Museum papers at the Re-theorising heritage conference in Gothenburg 5-8 June

Guestblogger: Christer Felix

The conference took place in Gothenburg June 5th to 8th and was the inauguration of the Association of Critical Heritage Studies. It was held over the theme “Re-theorizing heritage” and hosted more than 500 participants from all continents of the world. During four sunny and cool days the faculty of science at the University of Gothenburg arranged speeches and sessions, social coffee-breaks and lunches at Wallenberg Conference Center as well as receptions and dinners at the town.

The conference covered critical views on a wide range of subject, reaching from theoretical aspects on world heritage, intangible heritage, policy making and professional work via copyright and ownership, post-colonial aspects on uses and abuses of heritage, representation and gender studies to intermediating heritage, touristic and urban development, architecture and questions of preservation. More than 400 papers were presented in more than 50 sessions.

In the keynotes speeches, Laurajane Smith looked back on the development of heritage and asked the crucial questions “Why critical” and “What is heritage”, opposing Samuels idea of heritage as a cultural and social phenomenon to traditional . Mikela Lundahl asked how we deal with difference and stressed the importance of recognizing the winner’s history created by power and reflecting over the way we represent “others”.  Lundahl saw a double threat to critical research from economic and instrumentalist practices and spotted dilemmas in relation to political trends. Tom Selwyn described heritage as fragments from a common ground and presented places from “Contested Mediterranean Spaces” where time and space are limited or expanded. He stressed that acts of recognition is crucial. Sharon Macdonald talked over “the heritage boom” and asked the rhetorical question “Will it be over soon?” Macdonald presented omens and questioned whether the heritage boom is coming to an end and in which way.  However, Macdonald saw new cosmopolite waves, needs of de-construction and recent questions of property and ownership making it necessary to come to terms with the past, even though one might expect a rather bumpy road ahead. Valdimar Tryggvi Hafstein was the last in line, telling an unexpected story of intangible heritage deriving from a letter to the UN and demonstrated in an amazing way the importance of putting stories, history and heritage into context.

Here follows a brief review of the session I visited; of course this is just my views of a minor part of the conference.

In the session Critical Research and the Quest for Policy Relevance Eunamus coordinator Peter Aronsson noted that the demand on research to be useful is central for European funding.  Katty Hauptmann from the Swedish National Museums talked over the methods of the initiative JÄMUS having the aim of gender and lbtq equality in museums.  Jakob Ingermann Parby, Copenhagen City Museum, presented the ideas of the exhibition Becoming a Copenhager, using the city as a phenomenon to analyze migration, hence setting migration as the norm instead of the exception. Andrea Witcomb stressed the need for listening as an approach in making museums including social movements.

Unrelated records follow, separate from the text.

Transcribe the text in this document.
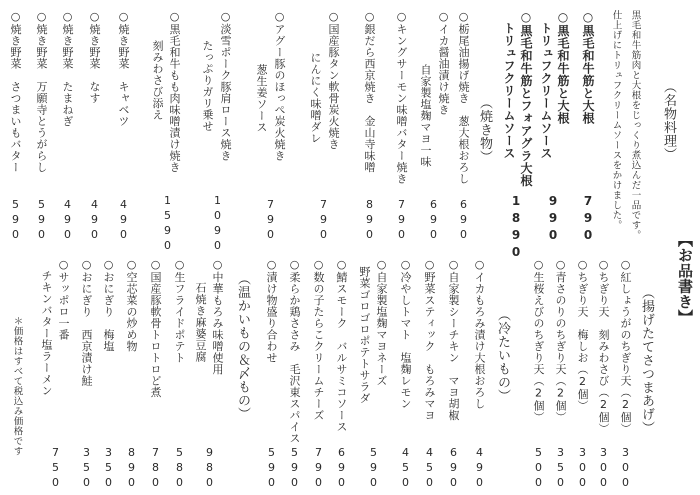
【お品書き】
（名物料理）
黒毛和牛筋肉と大根をじっくり煮込んだ一品です。
仕上げにトリュフクリームソースをかけました。
○黒毛和牛筋と大根
790
○黒毛和牛筋と大根
トリュフクリームソース
990
○黒毛和牛筋とフォアグラ大根
トリュフクリームソース
1890
（焼き物）
○栃尾油揚げ焼き　葱大根おろし
690
○イカ醤油漬け焼き
自家製塩麹マヨ一味
690
○キングサーモン味噌バター焼き
790
○銀だら西京焼き　金山寺味噌
890
○国産豚タン軟骨炭火焼き
にんにく味噌ダレ
790
○アグー豚のほっぺ炭火焼き
葱生姜ソース
790
○淡雪ポーク豚肩ロース焼き
たっぷりガリ乗せ
1090
○黒毛和牛もも肉味噌漬け焼き
刻みわさび添え
1590
○焼き野菜　キャベツ
490
○焼き野菜　なす
490
○焼き野菜　たまねぎ
490
○焼き野菜　万願寺とうがらし
590
○焼き野菜　さつまいもバター
590
（揚げたてさつまあげ）
○紅しょうがのちぎり天（2個）
300
○ちぎり天　刻みわさび（2個）
300
○ちぎり天　梅しお（2個）
300
○青さのりのちぎり天（2個）
350
○生桜えびのちぎり天（2個）
500
（冷たいもの）
○イカもろみ漬け大根おろし
490
○自家製シーチキン　マヨ胡椒
690
○野菜スティック　もろみマヨ
450
○冷やしトマト　塩麹レモン
450
○自家製塩麹マヨネーズ
野菜ゴロゴロポテトサラダ
590
○鯖スモーク　バルサミコソース
690
○数の子たらこクリームチーズ
790
○柔らか鶏ささみ　毛沢東スパイス
590
○漬け物盛り合わせ
590
（温かいもの＆〆もの）
○中華もろみ味噌使用
石焼き麻婆豆腐
980
○生フライドポテト
580
○国産豚軟骨トロトロど煮
780
○空芯菜の炒め物
890
○おにぎり　梅塩
350
○おにぎり　西京漬け鮭
350
○サッポロ一番
チキンバター塩ラーメン
750
＊価格はすべて税込み価格です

In the session Theorizing Gender in Heritage Studies, Malin Grundberg, National Historic Museum of Sweden, asked whether integrated gender exhibitions or exhibitions of women as a group is the best way forward, or if there is a need for both; in that way both male domination and power relations could be questioned. Several papers in the session noted the male predomination in history writing and interpretations of the cultural environment, especially concerning women as professionals.  Comparing two case studies, Bodil Axelsson stressed the uneven power geometry within performance of the past.

In the session Professional Processes in Cultural Heritage Work, Ellen Marie Sæthre-McGuirk from Nordland University in Norway recognizes a threefold shift for the museums: a professionalization of the museums, more communication with the public and increased stress on issues of identity. Visiting museums is expected to contain activity and the making of meaning. The post-modern museum is a body of memory, re-creating memory together with the visitor, who needs to be an engaged Other. The spectator is forced out of a passive role and placed in the center, being a co-creator of knowledge as a way of empowering the user.

Magdalena Hillström talked about conflicts over the identities of the post-modern museums in the light of the professionalization of museum professions in Sweden and in the aftermath of the founder of the museum of cultural history Nordiska museet and the open air museum Skansen, Artur Hazelius. Hillström related the identity of the post-modern museums to four ideal types of museums: the museum as the treasure chamber, as the archive, as the school and as the theatre. The different types exist in combinations, side by side and overlap; hence they do not form a distinct chronology.

Eva Marie Rigné stressed the need for normative analysis of museology in order to create a new field of practice, making agreements with and settle boundaries to rival disciplines. Rigné argued this “boundary work” regarding fields, knowledge and methods is necessary in (re)professionalization of museology.

The Producing Heritage and Identities in Museums session discussed in which ways identities are created and represented in museums.  In the light of post-nationalism, Rhiannon Mason asked how museums deal with material culture, which settled earlier views of nations and colonialism. Mason argued that the issues of post-nationalism are related to the origins of European museums, as a way of managing cultural diversity, difference and exchange. A central issue was that representations of the Self and the Other remain in presentations of colonial artifacts, as was showed in Staffan Lundéns paper “Representing loot. The making of the Benin bronzes at the British Museum”. The museum has denied demands for return, arguing itself to be universal and objective, but in practice the museum presents the Benin artifacts in a prejudice way.

Finally, the session Post-Colonial Heritage brought up a transnational perspective on cultural heritage and discussed how indigenous cultural heritage could be represented and revitalized, both ethically and in practice. Setting a post-colonial perspective is becoming a dominant discourse within cultural heritage of which museums are an important part.

As a whole, the Conference was a very inspiring event and starting point of the international network.